Badan Aspirasi Masyarakat (BAM) DPR RI mendalami persoalan belum dibayarkannya hak perwakilan korban proyek bantuan bencana di Kabupaten Alor dalam Rapat Dengar Pendapat (RDP) bersama perwakilan korban di Gedung Nusantara II, Senayan, Jakarta, Rabu (11/2/2026).
Anggota BAM DPR RI, Kawendra Lukistian, mempertanyakan secara langsung apakah anggaran proyek tersebut memang belum dibayarkan oleh Badan Nasional Penanggulangan Bencana (BNPB) atau justru sudah dicairkan namun tidak sampai ke pelaksana di daerah.
“Kami ingin memastikan, apakah BNPB memang belum membayar atau dananya sudah diberikan tapi tidak sampai ke pihak pelaksana. Kasus seperti ini sering terjadi,” ujar Kawendra.
Perwakilan korban menjelaskan proyek telah dilaksanakan sesuai kontrak, termasuk adanya adendum pekerjaan yang ditetapkan pejabat terkait. Namun hingga kini pembayaran belum diterima. Sejumlah pertemuan dengan BNPB dan pemerintah daerah telah dilakukan, tetapi penyelesaian terhambat di tingkat daerah.
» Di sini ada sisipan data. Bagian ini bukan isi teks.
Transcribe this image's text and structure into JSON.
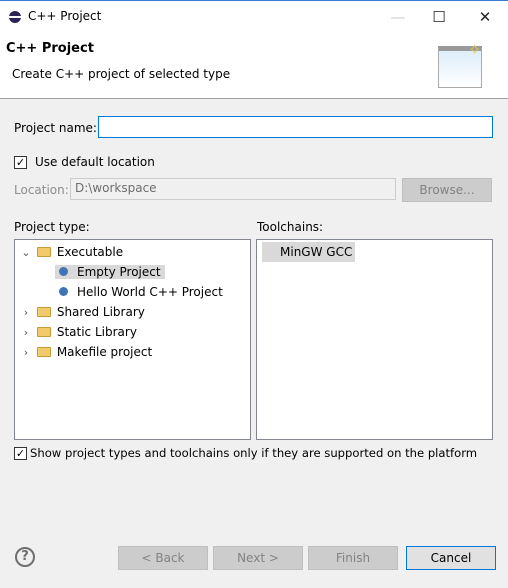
{
  "window": {
    "title": "C++ Project",
    "minimize": "—",
    "maximize": "☐",
    "close": "✕"
  },
  "header": {
    "title": "C++ Project",
    "description": "Create C++ project of selected type"
  },
  "form": {
    "project_name_label": "Project name:",
    "project_name_value": "",
    "use_default_location_label": "Use default location",
    "use_default_location_checked": true,
    "location_label": "Location:",
    "location_value": "D:\\workspace",
    "browse_label": "Browse..."
  },
  "project_type": {
    "label": "Project type:",
    "items": [
      {
        "label": "Executable",
        "level": 0,
        "expanded": true,
        "icon": "folder-icon"
      },
      {
        "label": "Empty Project",
        "level": 1,
        "selected": true,
        "icon": "bullet-icon"
      },
      {
        "label": "Hello World C++ Project",
        "level": 1,
        "icon": "bullet-icon"
      },
      {
        "label": "Shared Library",
        "level": 0,
        "expanded": false,
        "icon": "folder-icon"
      },
      {
        "label": "Static Library",
        "level": 0,
        "expanded": false,
        "icon": "folder-icon"
      },
      {
        "label": "Makefile project",
        "level": 0,
        "expanded": false,
        "icon": "folder-icon"
      }
    ]
  },
  "toolchains": {
    "label": "Toolchains:",
    "items": [
      "MinGW GCC"
    ]
  },
  "show_supported": {
    "label": "Show project types and toolchains only if they are supported on the platform",
    "checked": true
  },
  "buttons": {
    "back": "< Back",
    "next": "Next >",
    "finish": "Finish",
    "cancel": "Cancel",
    "help": "?"
  }
}
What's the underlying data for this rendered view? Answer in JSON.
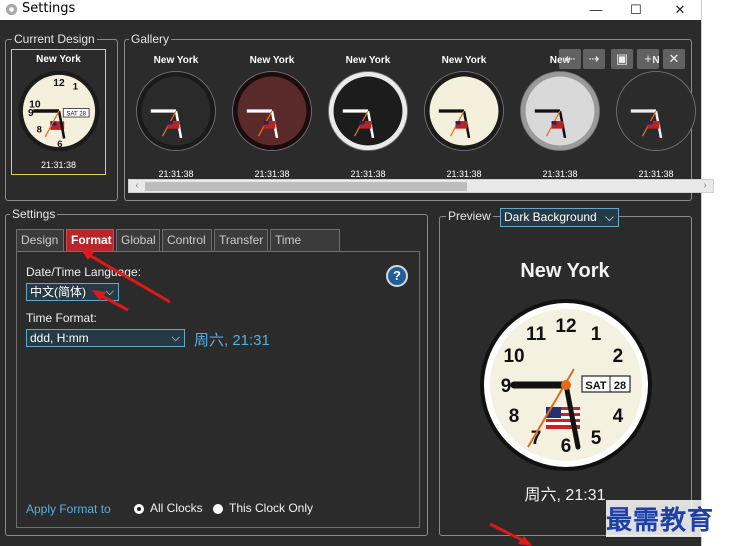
{
  "window": {
    "title": "Settings",
    "minimize": "—",
    "maximize": "☐",
    "close": "✕"
  },
  "current_design": {
    "legend": "Current Design",
    "clock": {
      "city": "New York",
      "time": "21:31:38",
      "date": "SAT",
      "day": "28"
    }
  },
  "gallery": {
    "legend": "Gallery",
    "clocks": [
      {
        "city": "New York",
        "time": "21:31:38",
        "style": "black"
      },
      {
        "city": "New York",
        "time": "21:31:38",
        "style": "maroon"
      },
      {
        "city": "New York",
        "time": "21:31:38",
        "style": "dark-chrome"
      },
      {
        "city": "New York",
        "time": "21:31:38",
        "style": "cream"
      },
      {
        "city": "New",
        "time": "21:31:38",
        "style": "silver"
      },
      {
        "city": "N",
        "time": "21:31:38",
        "style": "transparent"
      }
    ],
    "toolbar_icons": [
      "arrow-left-icon",
      "arrow-right-icon",
      "save-icon",
      "add-icon",
      "remove-icon"
    ],
    "scroll": {
      "left_arrow": "‹",
      "right_arrow": "›"
    }
  },
  "settings": {
    "legend": "Settings",
    "tabs": [
      "Design",
      "Format",
      "Global",
      "Control",
      "Transfer",
      "Time Check"
    ],
    "active_tab": "Format",
    "format": {
      "language_label": "Date/Time Language:",
      "language_value": "中文(简体)",
      "time_format_label": "Time Format:",
      "time_format_value": "ddd, H:mm",
      "time_format_preview": "周六, 21:31",
      "help": "?",
      "apply_label": "Apply Format to",
      "apply_options": [
        "All Clocks",
        "This Clock Only"
      ],
      "apply_selected": "All Clocks"
    }
  },
  "preview": {
    "legend": "Preview",
    "background_value": "Dark Background",
    "city": "New York",
    "date": "SAT",
    "day": "28",
    "time_text": "周六, 21:31",
    "clock_numbers": [
      "12",
      "1",
      "2",
      "3",
      "4",
      "5",
      "6",
      "7",
      "8",
      "9",
      "10",
      "11"
    ]
  },
  "watermark": "最需教育",
  "colors": {
    "window_bg": "#2b2b2b",
    "accent_tab": "#b8262b",
    "link": "#5aaee0",
    "select_bg": "#263a46",
    "selected_border": "#e2d24a",
    "arrow": "#e01818"
  }
}
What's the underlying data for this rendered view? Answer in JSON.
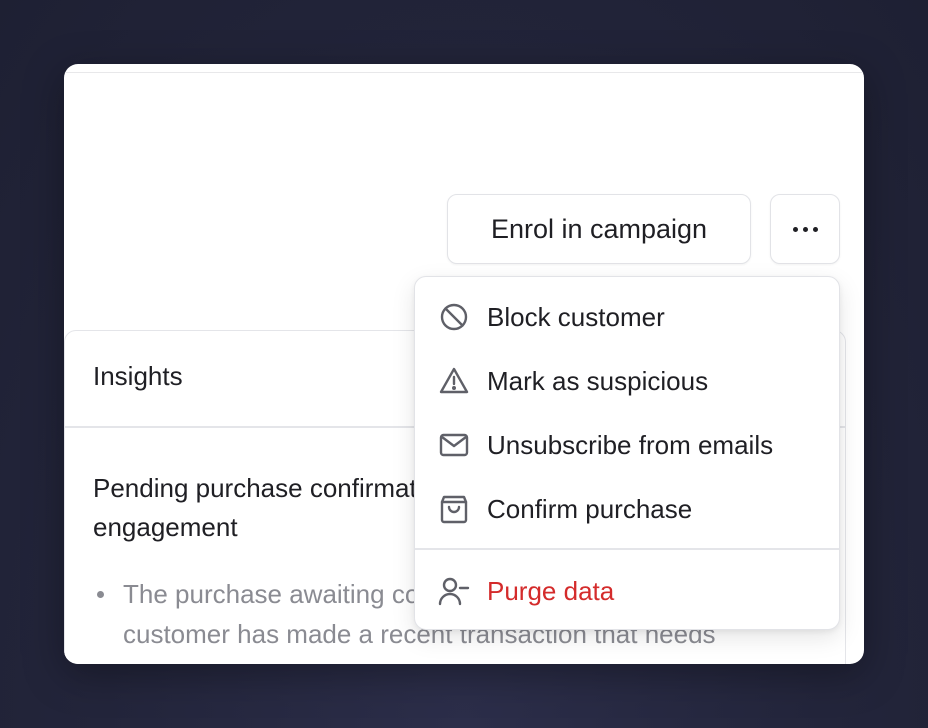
{
  "actions": {
    "enrol_label": "Enrol in campaign"
  },
  "insights": {
    "title": "Insights",
    "headline": "Pending purchase confirmation may be blocking further engagement",
    "bullet": "The purchase awaiting confirmation suggests that the customer has made a recent transaction that needs verification before proceeding."
  },
  "menu": {
    "items": [
      {
        "label": "Block customer",
        "icon": "block-icon"
      },
      {
        "label": "Mark as suspicious",
        "icon": "warning-icon"
      },
      {
        "label": "Unsubscribe from emails",
        "icon": "mail-icon"
      },
      {
        "label": "Confirm purchase",
        "icon": "shopping-bag-icon"
      }
    ],
    "danger_item": {
      "label": "Purge data",
      "icon": "user-minus-icon"
    }
  },
  "colors": {
    "danger": "#d42b2b",
    "background": "#23253b",
    "muted_text": "#8a8b92"
  }
}
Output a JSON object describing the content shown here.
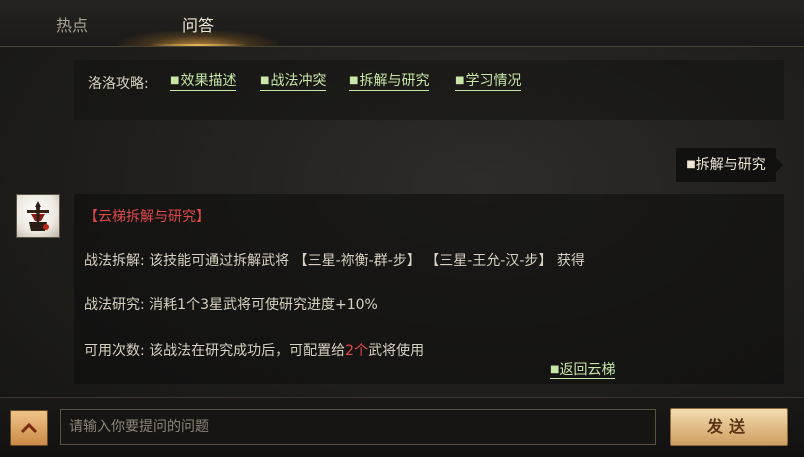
{
  "tabs": {
    "hot": "热点",
    "qa": "问答"
  },
  "guide": {
    "label": "洛洛攻略:",
    "links": [
      "效果描述",
      "战法冲突",
      "拆解与研究",
      "学习情况"
    ]
  },
  "user_message": "拆解与研究",
  "answer": {
    "title": "【云梯拆解与研究】",
    "line1": "战法拆解: 该技能可通过拆解武将 【三星-祢衡-群-步】 【三星-王允-汉-步】 获得",
    "line2": "战法研究: 消耗1个3星武将可使研究进度+10%",
    "line3_prefix": "可用次数: 该战法在研究成功后，可配置给",
    "line3_count": "2个",
    "line3_suffix": "武将使用",
    "back_link": "返回云梯"
  },
  "input": {
    "placeholder": "请输入你要提问的问题"
  },
  "send_label": "发送",
  "icons": {
    "up": "chevron-up-icon",
    "square": "square-bullet-icon",
    "avatar": "general-avatar-icon"
  },
  "colors": {
    "link": "#c8e6a8",
    "highlight": "#e0484a",
    "accent": "#e2b25a"
  }
}
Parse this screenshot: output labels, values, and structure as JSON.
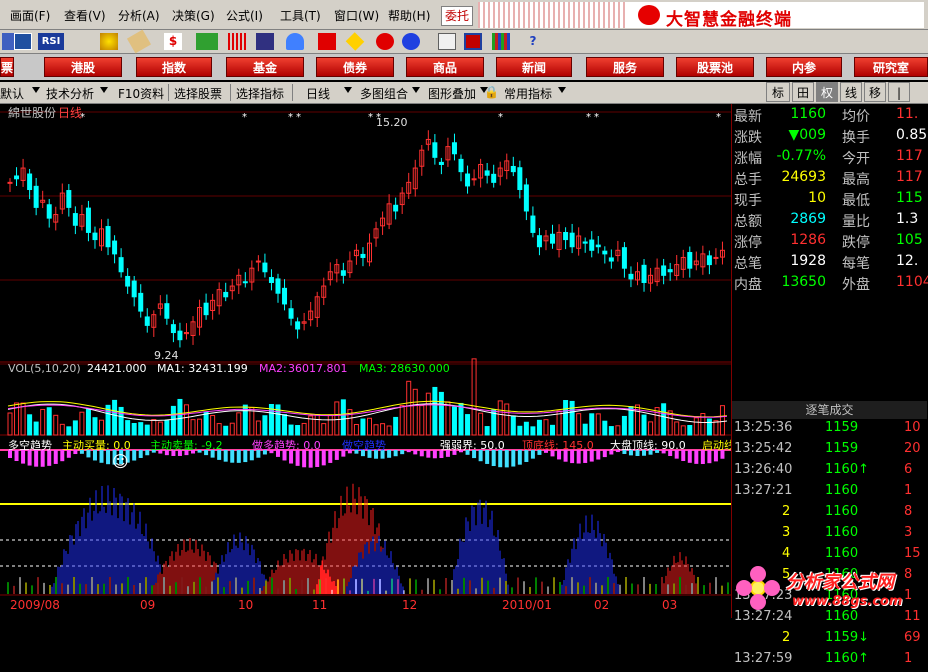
{
  "menu": {
    "items": [
      "画面(F)",
      "查看(V)",
      "分析(A)",
      "决策(G)",
      "公式(I)",
      "工具(T)",
      "窗口(W)",
      "帮助(H)"
    ],
    "weituo": "委托",
    "brand": "大智慧金融终端"
  },
  "toolbar": {
    "rsi_label": "RSI",
    "icons": [
      "chart-icon",
      "grid-icon",
      "rsi-icon",
      "crosshair-icon",
      "ruler-icon",
      "dollar-icon",
      "eyes-icon",
      "bars-icon",
      "binoculars-icon",
      "alarm-icon",
      "flag-icon",
      "diamond-icon",
      "link-icon",
      "chain-icon",
      "window-icon",
      "panel-icon",
      "books-icon",
      "help-icon"
    ]
  },
  "redbar": {
    "buttons": [
      "港股",
      "指数",
      "基金",
      "债券",
      "商品",
      "新闻",
      "服务",
      "股票池",
      "内参",
      "研究室"
    ],
    "right_tabs": [
      "标",
      "田",
      "权",
      "线",
      "移",
      "|"
    ]
  },
  "tabbar": {
    "items": [
      "默认",
      "技术分析",
      "F10资料",
      "选择股票",
      "选择指标",
      "日线",
      "多图组合",
      "图形叠加",
      "常用指标"
    ]
  },
  "chart": {
    "stock_name": "綿世股份",
    "period": "日线",
    "high_label": "15.20",
    "low_label": "9.24",
    "vol_legend": {
      "name": "VOL(5,10,20)",
      "vol": "24421.000",
      "ma1": "MA1: 32431.199",
      "ma2_label": "MA2:",
      "ma2": "36017.801",
      "ma3": "MA3: 28630.000"
    },
    "ind_legend": {
      "a": "多空趋势",
      "b": "主动买量: 0.0",
      "c": "主动卖量: -9.2",
      "d": "做多趋势: 0.0",
      "e": "做空趋势",
      "f": "强弱界: 50.0",
      "g": "顶底线: 145.0",
      "h": "大盘顶线: 90.0",
      "i": "启动线"
    },
    "axis_labels": [
      "2009/08",
      "09",
      "10",
      "11",
      "12",
      "2010/01",
      "02",
      "03"
    ],
    "smiley": "☺"
  },
  "chart_data": {
    "type": "line",
    "title": "綿世股份 日线",
    "price_range": [
      9.24,
      15.2
    ],
    "annotations": [
      "15.20",
      "9.24"
    ],
    "candles_close": [
      13.8,
      13.9,
      14.2,
      13.6,
      13.1,
      13.3,
      12.8,
      12.9,
      13.5,
      13.1,
      12.6,
      12.9,
      12.4,
      12.2,
      12.5,
      12.0,
      11.8,
      11.3,
      10.9,
      10.6,
      10.2,
      9.8,
      10.1,
      10.4,
      10.0,
      9.6,
      9.4,
      9.6,
      9.9,
      10.3,
      10.1,
      10.5,
      10.8,
      10.6,
      10.9,
      11.2,
      11.0,
      11.4,
      11.6,
      11.3,
      11.0,
      10.7,
      10.4,
      10.0,
      9.7,
      9.9,
      10.2,
      10.6,
      10.9,
      11.3,
      11.5,
      11.2,
      11.6,
      11.9,
      11.7,
      12.1,
      12.5,
      12.8,
      13.2,
      13.0,
      13.5,
      13.8,
      14.2,
      14.7,
      15.0,
      14.5,
      14.3,
      14.8,
      14.6,
      14.1,
      13.7,
      13.9,
      14.3,
      14.0,
      13.8,
      14.2,
      14.4,
      14.1,
      13.6,
      13.0,
      12.4,
      12.0,
      12.3,
      12.1,
      12.4,
      12.2,
      12.0,
      12.3,
      12.1,
      11.9,
      12.0,
      11.8,
      11.6,
      11.9,
      11.4,
      11.1,
      11.3,
      11.0,
      11.2,
      11.4,
      11.2,
      11.3,
      11.5,
      11.7,
      11.4,
      11.6,
      11.8,
      11.5,
      11.7,
      11.9
    ],
    "volume_legend": {
      "VOL": 24421.0,
      "MA1": 32431.199,
      "MA2": 36017.801,
      "MA3": 28630.0
    }
  },
  "quote": {
    "rows": [
      {
        "l1": "最新",
        "v1": "1160",
        "c1": "#00ff00",
        "l2": "均价",
        "v2": "11.",
        "c2": "#ff3030"
      },
      {
        "l1": "涨跌",
        "v1": "▼009",
        "c1": "#00ff00",
        "l2": "换手",
        "v2": "0.85",
        "c2": "#ffffff"
      },
      {
        "l1": "涨幅",
        "v1": "-0.77%",
        "c1": "#00ff00",
        "l2": "今开",
        "v2": "117",
        "c2": "#ff3030"
      },
      {
        "l1": "总手",
        "v1": "24693",
        "c1": "#ffff00",
        "l2": "最高",
        "v2": "117",
        "c2": "#ff3030"
      },
      {
        "l1": "现手",
        "v1": "10",
        "c1": "#ffff00",
        "l2": "最低",
        "v2": "115",
        "c2": "#00ff00"
      },
      {
        "l1": "总额",
        "v1": "2869",
        "c1": "#00ffff",
        "l2": "量比",
        "v2": "1.3",
        "c2": "#ffffff"
      },
      {
        "l1": "涨停",
        "v1": "1286",
        "c1": "#ff3030",
        "l2": "跌停",
        "v2": "105",
        "c2": "#00ff00"
      },
      {
        "l1": "总笔",
        "v1": "1928",
        "c1": "#ffffff",
        "l2": "每笔",
        "v2": "12.",
        "c2": "#ffffff"
      },
      {
        "l1": "内盘",
        "v1": "13650",
        "c1": "#00ff00",
        "l2": "外盘",
        "v2": "1104",
        "c2": "#ff3030"
      }
    ],
    "ticks_title": "逐笔成交",
    "ticks": [
      {
        "t": "13:25:36",
        "p": "1159",
        "v": "10",
        "pc": "#00ff00"
      },
      {
        "t": "13:25:42",
        "p": "1159",
        "v": "20",
        "pc": "#00ff00"
      },
      {
        "t": "13:26:40",
        "p": "1160↑",
        "v": "6",
        "pc": "#00ff00"
      },
      {
        "t": "13:27:21",
        "p": "1160",
        "v": "1",
        "pc": "#00ff00"
      },
      {
        "t": "2",
        "p": "1160",
        "v": "8",
        "pc": "#00ff00"
      },
      {
        "t": "3",
        "p": "1160",
        "v": "3",
        "pc": "#00ff00"
      },
      {
        "t": "4",
        "p": "1160",
        "v": "15",
        "pc": "#00ff00"
      },
      {
        "t": "5",
        "p": "1160",
        "v": "8",
        "pc": "#00ff00"
      },
      {
        "t": "13:27:23",
        "p": "1160",
        "v": "1",
        "pc": "#00ff00"
      },
      {
        "t": "13:27:24",
        "p": "1160",
        "v": "11",
        "pc": "#00ff00"
      },
      {
        "t": "2",
        "p": "1159↓",
        "v": "69",
        "pc": "#00ff00"
      },
      {
        "t": "13:27:59",
        "p": "1160↑",
        "v": "1",
        "pc": "#00ff00"
      }
    ]
  },
  "watermark": {
    "title": "分析家公式网",
    "url": "www.88gs.com"
  },
  "colors": {
    "up": "#ff3030",
    "down": "#00ffff",
    "blue_bar": "#2030ff",
    "yellow": "#ffff00",
    "magenta": "#ff40ff"
  }
}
“Masalah utamanya bukan di BNPB, melainkan di pemerintah daerah saat itu. Bupati tidak menindaklanjuti meski sudah beberapa kali rapat,” ungkapnya.
Korban juga menyebut adanya informasi bahwa anggaran proyek telah dikembalikan ke pusat, namun belum pernah ditunjukkan bukti resmi.
Menanggapi hal tersebut, Legislator Gerindra itu menilai persoalan ini menunjukkan lemahnya koordinasi antara pemerintah pusat dan daerah dalam penyaluran bantuan bencana.
“Jika anggaran pusat sudah turun tetapi tersendat di daerah, ini merugikan masyarakat dan mencederai tujuan bantuan bencana,” tegasnya.